Wednesday 8 February 2012

When to Intervene?

The situation in Syria is dire, but what to do?

In the last 30 years, since 1982, we’ve deployed British forces to The Falklands, Iraq, Bosnia, Kosovo, Iraq again, Afghanistan and Libya to name just the big ones. There have also been innumerable small scale operational deployments and of course our special forces are always helping some country somewhere rather quietly. There are places we could have ended up but didn’t. And there are places where there is a problem where we could never go: Iran, almost any of the Arab Spring countries and now Syria.

The question is, when these situations blow up, what should we do?

Now all you Lefty intellectuals out there will probably assume that as an ex-military type I am all for a fight, a ‘guns blazing’ approach to international diplomacy or military action. If in doubt, let’s shoot Johnny foreigner, no?

You’d be very wrong.

You see, us ex-military types actually understand the consequences of war, the reality, the limits, the timeframe, the terrible human cost.
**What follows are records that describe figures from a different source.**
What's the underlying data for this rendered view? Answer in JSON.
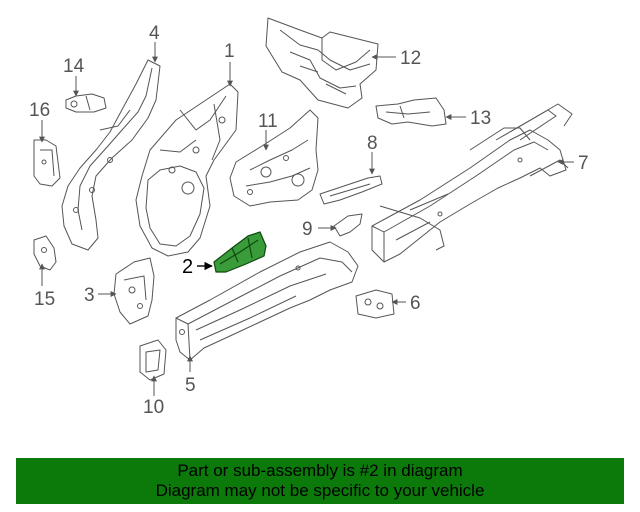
{
  "callouts": {
    "c1": "1",
    "c2": "2",
    "c3": "3",
    "c4": "4",
    "c5": "5",
    "c6": "6",
    "c7": "7",
    "c8": "8",
    "c9": "9",
    "c10": "10",
    "c11": "11",
    "c12": "12",
    "c13": "13",
    "c14": "14",
    "c15": "15",
    "c16": "16"
  },
  "highlighted_part": "2",
  "colors": {
    "highlight_fill": "#3a9b3a",
    "highlight_stroke": "#0f4a0f",
    "banner_bg": "#0b7a0b",
    "line": "#555555"
  },
  "banner": {
    "line1": "Part or sub-assembly is #2 in diagram",
    "line2": "Diagram may not be specific to your vehicle"
  }
}
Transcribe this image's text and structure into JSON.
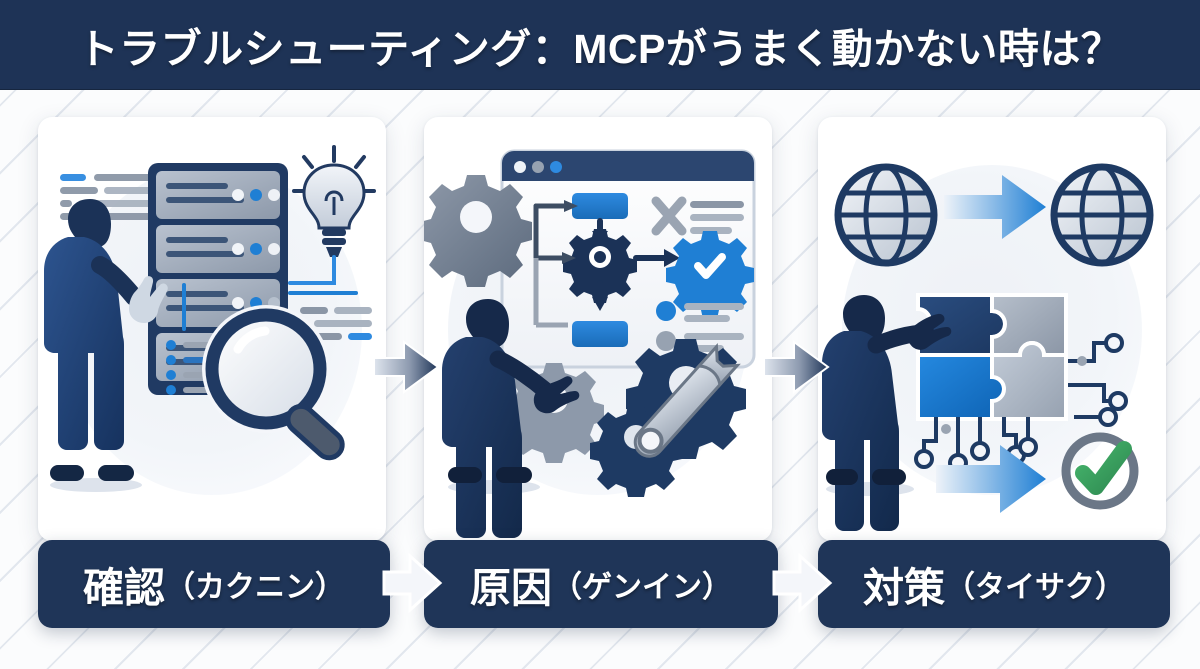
{
  "header": {
    "title": "トラブルシューティング：MCPがうまく動かない時は？",
    "bg_color": "#1e3356",
    "text_color": "#ffffff"
  },
  "theme": {
    "navy": "#1f3558",
    "deep_navy": "#1e3356",
    "accent_blue": "#1f7fd4",
    "light_blue": "#2e8ae0",
    "steel": "#8b96a6",
    "gray": "#9aa4b2",
    "success_green": "#3ba55c",
    "card_bg": "#ffffff",
    "page_bg": "#fbfcfd"
  },
  "steps": [
    {
      "id": "step-1",
      "kanji": "確認",
      "kana": "（カクニン）",
      "label_full": "確認（カクニン）",
      "art": {
        "name": "server-inspection-illustration",
        "elements": [
          "person-silhouette",
          "server-rack",
          "lightbulb-icon",
          "magnifier-icon",
          "text-line-placeholders",
          "status-dots"
        ]
      }
    },
    {
      "id": "step-2",
      "kanji": "原因",
      "kana": "（ゲンイン）",
      "label_full": "原因（ゲンイン）",
      "art": {
        "name": "diagnosis-flowchart-illustration",
        "elements": [
          "person-silhouette",
          "browser-window",
          "flowchart-nodes",
          "gear-icon",
          "x-mark-icon",
          "check-gear-icon",
          "wrench-icon",
          "text-line-placeholders"
        ]
      }
    },
    {
      "id": "step-3",
      "kanji": "対策",
      "kana": "（タイサク）",
      "label_full": "対策（タイサク）",
      "art": {
        "name": "connection-fix-illustration",
        "elements": [
          "person-silhouette",
          "globe-icon-left",
          "globe-icon-right",
          "arrow-top",
          "puzzle-pieces",
          "circuit-traces",
          "arrow-bottom",
          "check-circle-icon"
        ]
      }
    }
  ],
  "connectors": [
    {
      "name": "arrow-step1-to-step2",
      "direction": "right"
    },
    {
      "name": "arrow-step2-to-step3",
      "direction": "right"
    }
  ],
  "background": {
    "pattern": "diagonal-stripes",
    "stripe_color": "#ced6e2"
  }
}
We’ve all had close scrapes and lost good friends on operational deployments and then had to look their widows and children in their eyes on our return. War is always bad. It’s just that very occasionally it’s the least worst alternative. Almost always, when the Chiefs of Staff brief the Prime Minister on his options, they advise ‘you don’t want to do this, and here’s why’. Politicians, from Thatch, the Grey One, Tony - forget Gordy - and Dave, all like war. They love standing on principles, their egos love ‘speaking for the nation’, they probably get off on controlling awesome military power with all its ultimate responsibilities. We know they love it, or they simply wouldn’t do it.

But what should we good Christian men do when a country is massacring its own people before our very eyes - Syria? Or lying and cheating in order to gather the ability to be able to threaten war at a later date - Iran?

Gone is the ease of the ‘gunboat diplomacy’ era, unless you’re dealing with Argentina. But should we be the world’s policeman?

And when we try and use diplomacy and sanctions etc, we get no help from the spineless ‘League of Nations’ which can only ever move at the speed of the awkward ships in the convoy – ie Russia and China.

Today, the Defence Select Committee has produced a report essentially saying that Libya was a one off, only possible because the cuts in the recent utterly tragic Defence Review have not yet taken effect. We’re cutting the defence budget by 8% over 4 years, remember. We are now a Third World defence spending nation.

The cold, hard, economic, political and military reality is this: from 2012, we need to have much less grandiose views about what the UK could and should do internationally.